Considering it’s affordable price, this board is quite sturdy with clearly labeled buttons, knobs, and inputs. It supports a variety of additional accessories that you can purchase as your Twitch streaming career continues to grow.

Pros:

  • Performs well considering its price
  • Easy to use, even for beginners

Cons:

  • It doesn’t offer a lot of functionality for its price
  • Doesn’t have a lot of inputs

9. Creative SoundBlaster K3+ (most compact option)

Key features:

  • USB 2.0, USB 3.0, line-in support
  • Up to 48 V phantom power
  • 16–24 bit/ 48–96 kHz sample rate for mic and playback
  • 93 dB signal-to-noise ratio

The SoundBlaster K3+ is a popular mixer for Twitch streamers and one of the most recommended GoXLR alternatives. It’s a small compact mixer with an array of dials for adjusting audio settings.

Setting it up is as easy as connecting your laptop or PC to the USB port and plugging in your XLR mic.

Phantom power provides enough juice to drive condenser mics and produce crystal-clear recordings.

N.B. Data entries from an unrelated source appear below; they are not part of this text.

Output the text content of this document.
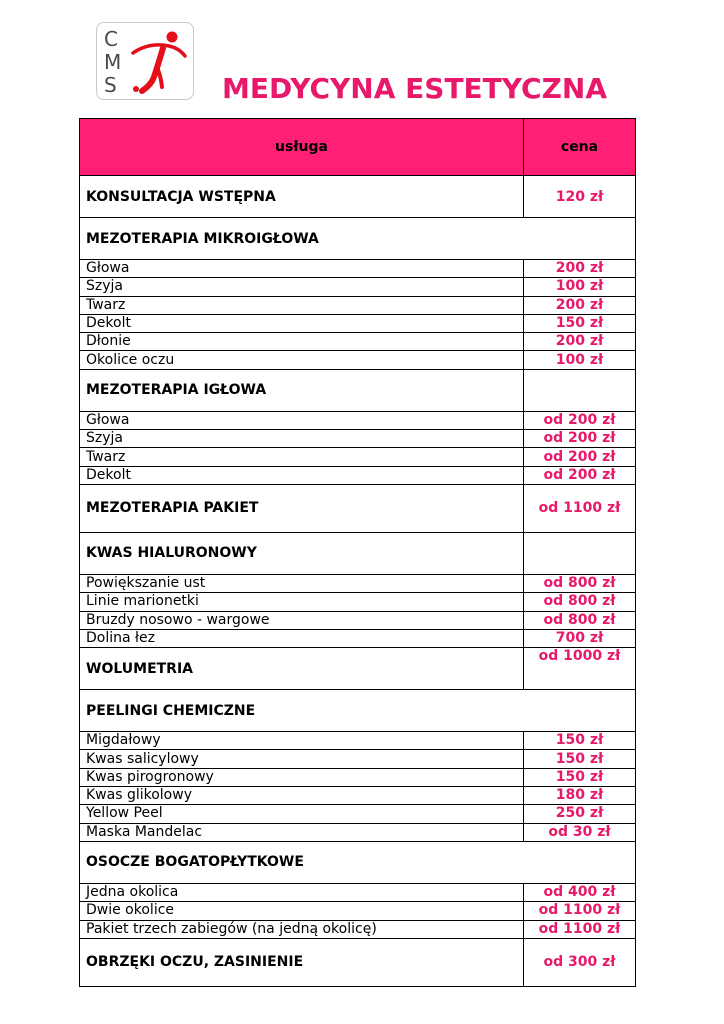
C
M
S	MEDYCYNA ESTETYCZNA
usługa	cena
KONSULTACJA WSTĘPNA	120 zł
MEZOTERAPIA MIKROIGŁOWA	
Głowa	200 zł
Szyja	100 zł
Twarz	200 zł
Dekolt	150 zł
Dłonie	200 zł
Okolice oczu	100 zł
MEZOTERAPIA IGŁOWA	
Głowa	od 200 zł
Szyja	od 200 zł
Twarz	od 200 zł
Dekolt	od 200 zł
MEZOTERAPIA PAKIET	od 1100 zł
KWAS HIALURONOWY	
Powiększanie ust	od 800 zł
Linie marionetki	od 800 zł
Bruzdy nosowo - wargowe	od 800 zł
Dolina łez	700 zł
WOLUMETRIA	od 1000 zł
PEELINGI CHEMICZNE	
Migdałowy	150 zł
Kwas salicylowy	150 zł
Kwas pirogronowy	150 zł
Kwas glikolowy	180 zł
Yellow Peel	250 zł
Maska Mandelac	od 30 zł
OSOCZE BOGATOPŁYTKOWE	
Jedna okolica	od 400 zł
Dwie okolice	od 1100 zł
Pakiet trzech zabiegów (na jedną okolicę)	od 1100 zł
OBRZĘKI OCZU, ZASINIENIE	od 300 zł
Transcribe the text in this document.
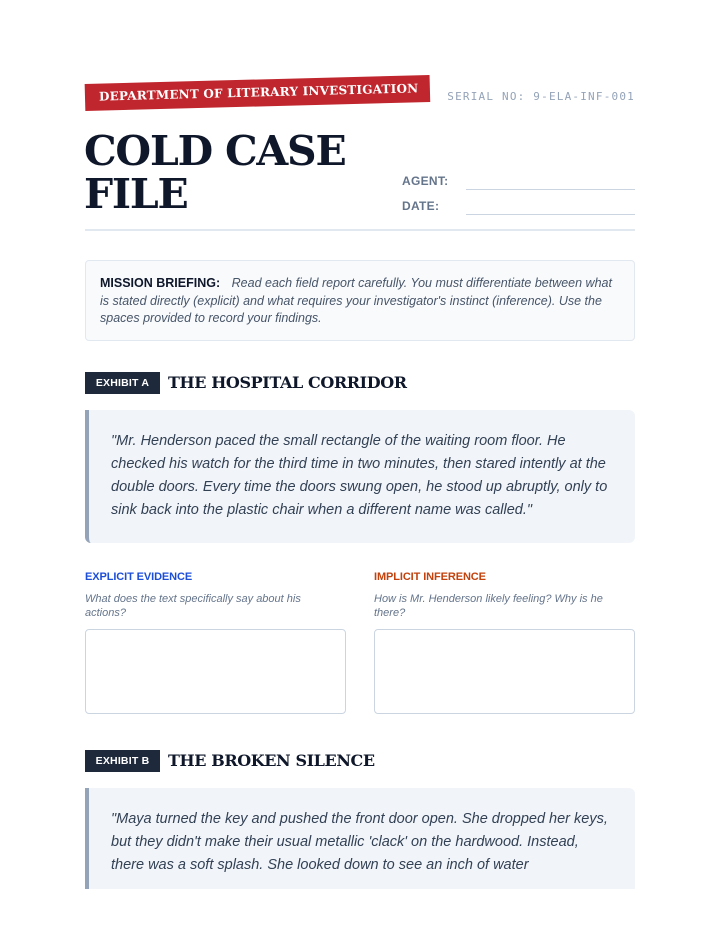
DEPARTMENT OF LITERARY INVESTIGATION	SERIAL NO: 9-ELA-INF-001
COLD CASE
FILE	AGENT:
DATE:
MISSION BRIEFING: Read each field report carefully. You must differentiate between what is stated directly (explicit) and what requires your investigator's instinct (inference). Use the spaces provided to record your findings.
EXHIBIT A	THE HOSPITAL CORRIDOR
"Mr. Henderson paced the small rectangle of the waiting room floor. He checked his watch for the third time in two minutes, then stared intently at the double doors. Every time the doors swung open, he stood up abruptly, only to sink back into the plastic chair when a different name was called."
EXPLICIT EVIDENCE
What does the text specifically say about his actions?
IMPLICIT INFERENCE
How is Mr. Henderson likely feeling? Why is he there?
EXHIBIT B	THE BROKEN SILENCE
"Maya turned the key and pushed the front door open. She dropped her keys, but they didn't make their usual metallic 'clack' on the hardwood. Instead, there was a soft splash. She looked down to see an inch of water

The K3+ has nine dials for adjusting reverb effects and six preset sound effects.

It is compatible with smartphones, tablets, Macs, and PCs—no special driver installation necessary.

Pros:

  • I/O supports a multiple-PC setup
  • Compact and small; requires very little real estate
  • Easy to set up and use with no driver installation required

Cons:

  • Switching between the soundboard, autotune, and reverbs may be confusing
  • Some streamers may find the audio volume to be too low

10. Levusu L5 (great option for professional live broadcasts)

Key features:

  • 4 mic inputs: 3.5 mm, XLR, and condenser mic
  • Dials for mic and monitor
  • 6 dials for adjusting pitch
  • 48 V phantom power mic

The Levusu L5 is a great mixer for professional live broadcasts. It can simultaneously support up to two people, five devices, and five platforms.

It comes with six live-streaming modes: chat, autotune, warcraft, MC, sing, and Lolita. It also has 10 preset audio effects like laughter, heartbeat, danger, clap, and more.

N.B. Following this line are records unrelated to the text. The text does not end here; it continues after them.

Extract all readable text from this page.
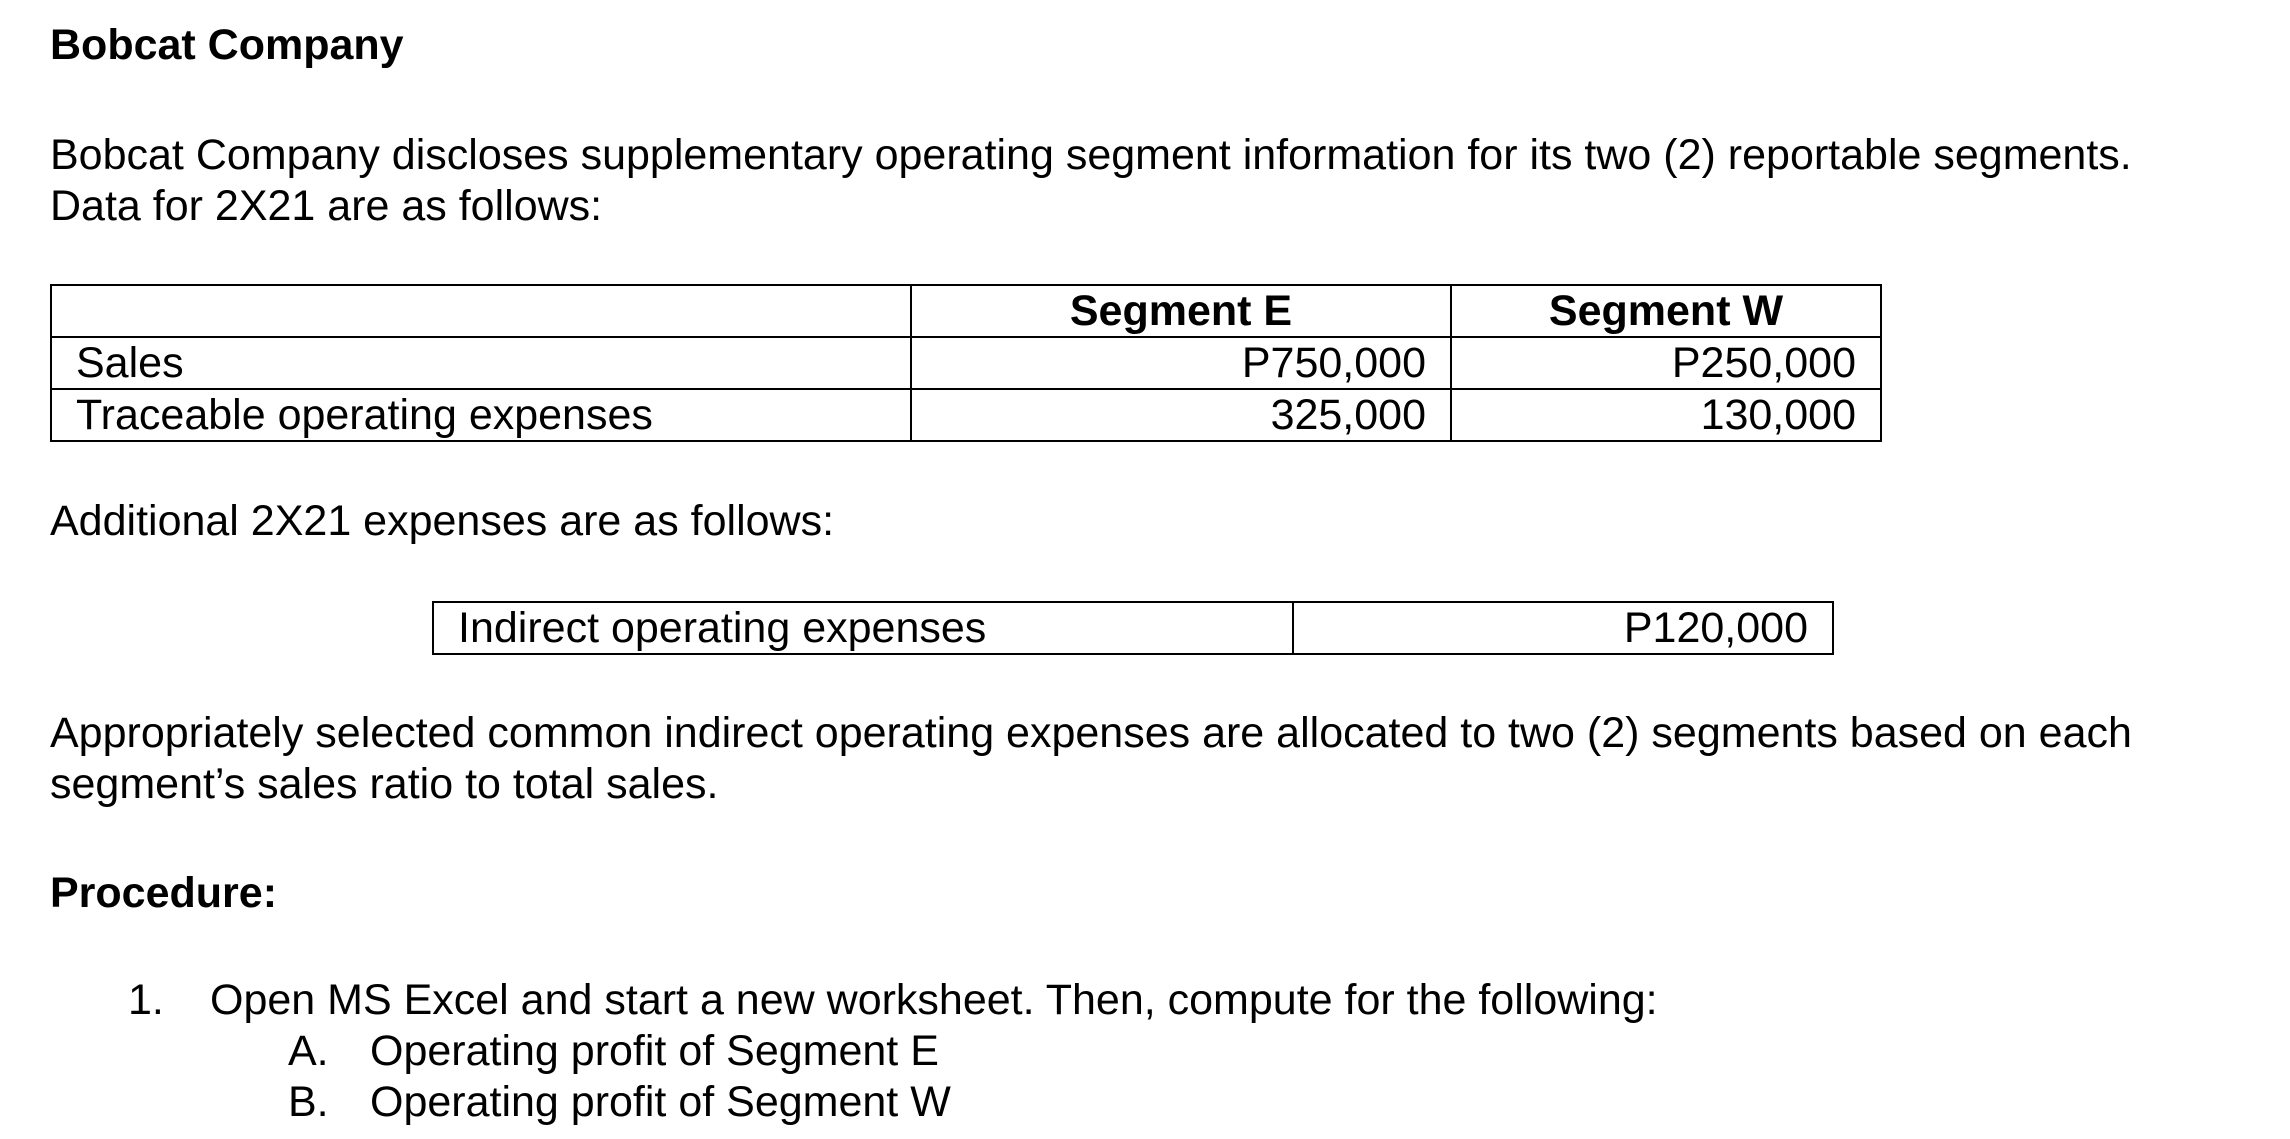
Bobcat Company
Bobcat Company discloses supplementary operating segment information for its two (2) reportable segments.
Data for 2X21 are as follows:
	Segment E	Segment W
Sales	P750,000	P250,000
Traceable operating expenses	325,000	130,000
Additional 2X21 expenses are as follows:
Indirect operating expenses	P120,000
Appropriately selected common indirect operating expenses are allocated to two (2) segments based on each
segment’s sales ratio to total sales.
Procedure:
1. Open MS Excel and start a new worksheet. Then, compute for the following:
A. Operating profit of Segment E
B. Operating profit of Segment W
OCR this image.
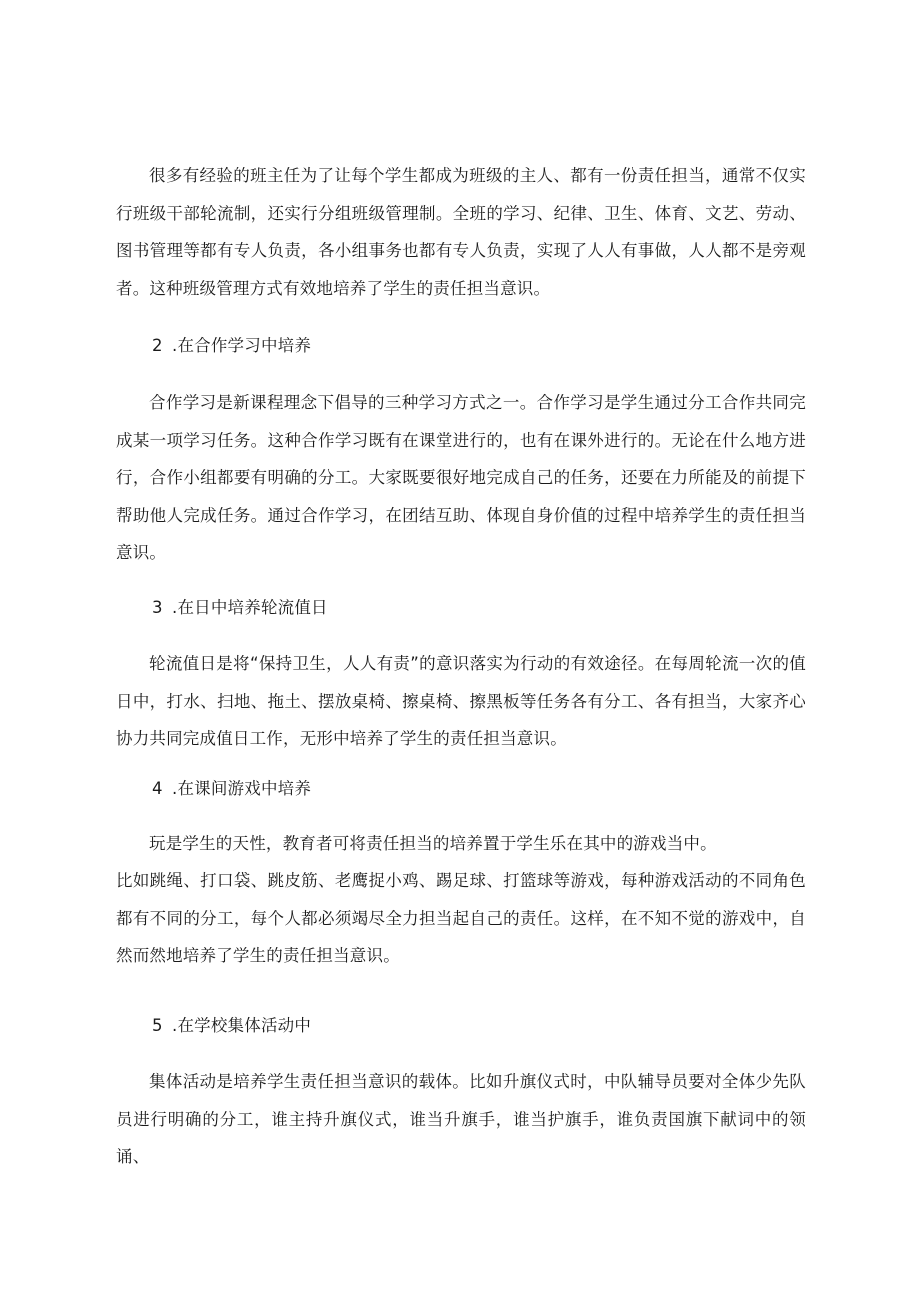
很多有经验的班主任为了让每个学生都成为班级的主人、都有一份责任担当，通常不仅实行班级干部轮流制，还实行分组班级管理制。全班的学习、纪律、卫生、体育、文艺、劳动、图书管理等都有专人负责，各小组事务也都有专人负责，实现了人人有事做，人人都不是旁观者。这种班级管理方式有效地培养了学生的责任担当意识。

2 .在合作学习中培养

合作学习是新课程理念下倡导的三种学习方式之一。合作学习是学生通过分工合作共同完成某一项学习任务。这种合作学习既有在课堂进行的，也有在课外进行的。无论在什么地方进行，合作小组都要有明确的分工。大家既要很好地完成自己的任务，还要在力所能及的前提下帮助他人完成任务。通过合作学习，在团结互助、体现自身价值的过程中培养学生的责任担当意识。

3 .在日中培养轮流值日

轮流值日是将“保持卫生，人人有责”的意识落实为行动的有效途径。在每周轮流一次的值日中，打水、扫地、拖土、摆放桌椅、擦桌椅、擦黑板等任务各有分工、各有担当，大家齐心协力共同完成值日工作，无形中培养了学生的责任担当意识。

4 .在课间游戏中培养

玩是学生的天性，教育者可将责任担当的培养置于学生乐在其中的游戏当中。

比如跳绳、打口袋、跳皮筋、老鹰捉小鸡、踢足球、打篮球等游戏，每种游戏活动的不同角色都有不同的分工，每个人都必须竭尽全力担当起自己的责任。这样，在不知不觉的游戏中，自然而然地培养了学生的责任担当意识。

5 .在学校集体活动中

集体活动是培养学生责任担当意识的载体。比如升旗仪式时，中队辅导员要对全体少先队员进行明确的分工，谁主持升旗仪式，谁当升旗手，谁当护旗手，谁负责国旗下献词中的领诵、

Streamers have the option to customize those presets to add their own audio effects.

The L5 is compatible with PC, PS4, iOS, and Android. The console is portable and includes a 2,000 mAh rechargeable battery that can last for up to 10 hours (without phantom power), allowing streamers to broadcast from anywhere.

Pros:

  • Easy to set up. Simply plug and play via the USB sound card function.
  • Can simultaneously support multiple people and devices

Cons:

  • Has a bit of a learning curve; it may take time to figure out all the buttons and dials
  • Veteran Twitch streamers may find it lacking in features

Free Software Alternative: Voicemeeter Banana

Voicemeeter Banana is a good virtual GoXLR alternative if you’re unable to get your hands on a hardware mixer. It’s a free-to-use PC program that simulates a mixer.

You can use it to funnel your audio through the program and control how your Twitch stream sounds.

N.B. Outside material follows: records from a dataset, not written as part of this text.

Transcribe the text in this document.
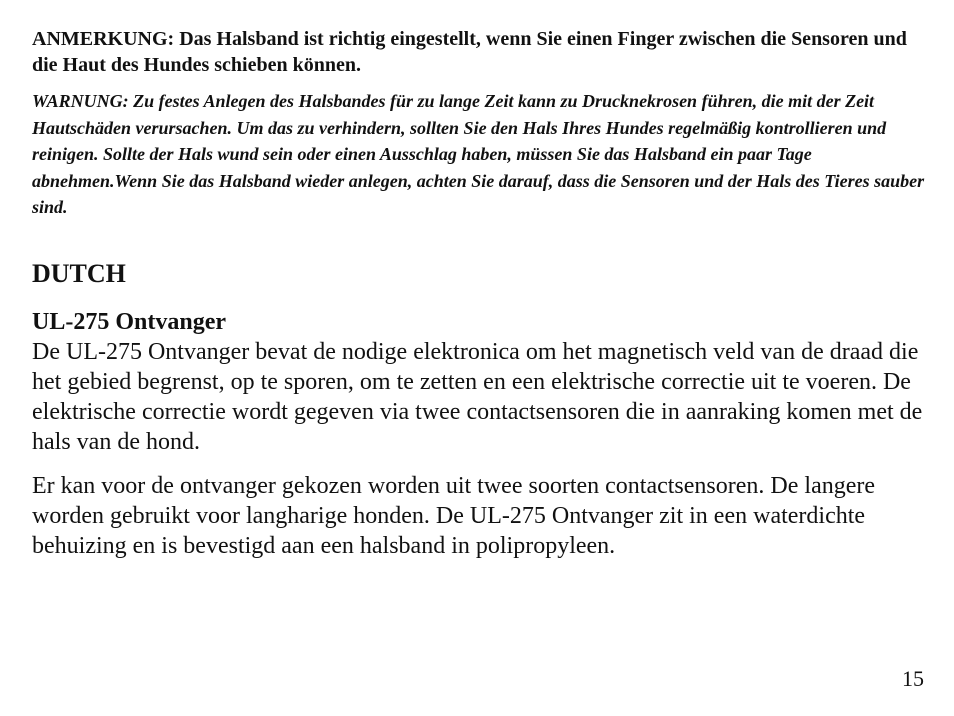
ANMERKUNG: Das Halsband ist richtig eingestellt, wenn Sie einen Finger zwischen die Sensoren und die Haut des Hundes schieben können.

WARNUNG: Zu festes Anlegen des Halsbandes für zu lange Zeit kann zu Drucknekrosen führen, die mit der Zeit Hautschäden verursachen. Um das zu verhindern, sollten Sie den Hals Ihres Hundes regelmäßig kontrollieren und reinigen. Sollte der Hals wund sein oder einen Ausschlag haben, müssen Sie das Halsband ein paar Tage abnehmen.Wenn Sie das Halsband wieder anlegen, achten Sie darauf, dass die Sensoren und der Hals des Tieres sauber sind.

DUTCH
UL-275 Ontvanger

De UL-275 Ontvanger bevat de nodige elektronica om het magnetisch veld van de draad die het gebied begrenst, op te sporen, om te zetten en een elektrische correctie uit te voeren. De elektrische correctie wordt gegeven via twee contactsensoren die in aanraking komen met de hals van de hond.

Er kan voor de ontvanger gekozen worden uit twee soorten contactsensoren. De langere worden gebruikt voor langharige honden. De UL-275 Ontvanger zit in een waterdichte behuizing en is bevestigd aan een halsband in polipropyleen.

15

It has a learning curve, however, once you figure out how it works, it’s pretty easy to use and integrate into OBS, XSplit, and other streaming software. Our Voicemeeter setup guide for splitting audio in OBS can help you out!

 

The Bottom Line

Brand name is an important factor for a lot of Twitch streamers who are shopping for an audio mixer.

Many streamers tend to stick to a particular brand like GoXLR because it has a good reputation in the streaming community, but how much it costs to import one to the U.S. is forcing streamers to search for more affordable alternatives.

The good news is that the market for audio mixers has grown tremendously in recent years, and streamers are spoiled for choice.

You have the freedom to choose from a wide range alternatives to the GoXLR mixer that offer different features at varying price points.

If you’re looking for the best of the best, go with the RODEcaster Pro.

And if you’re wanting something cheaper, but performs similar to the standard GoXLR, then the GoXLR mini is your best play.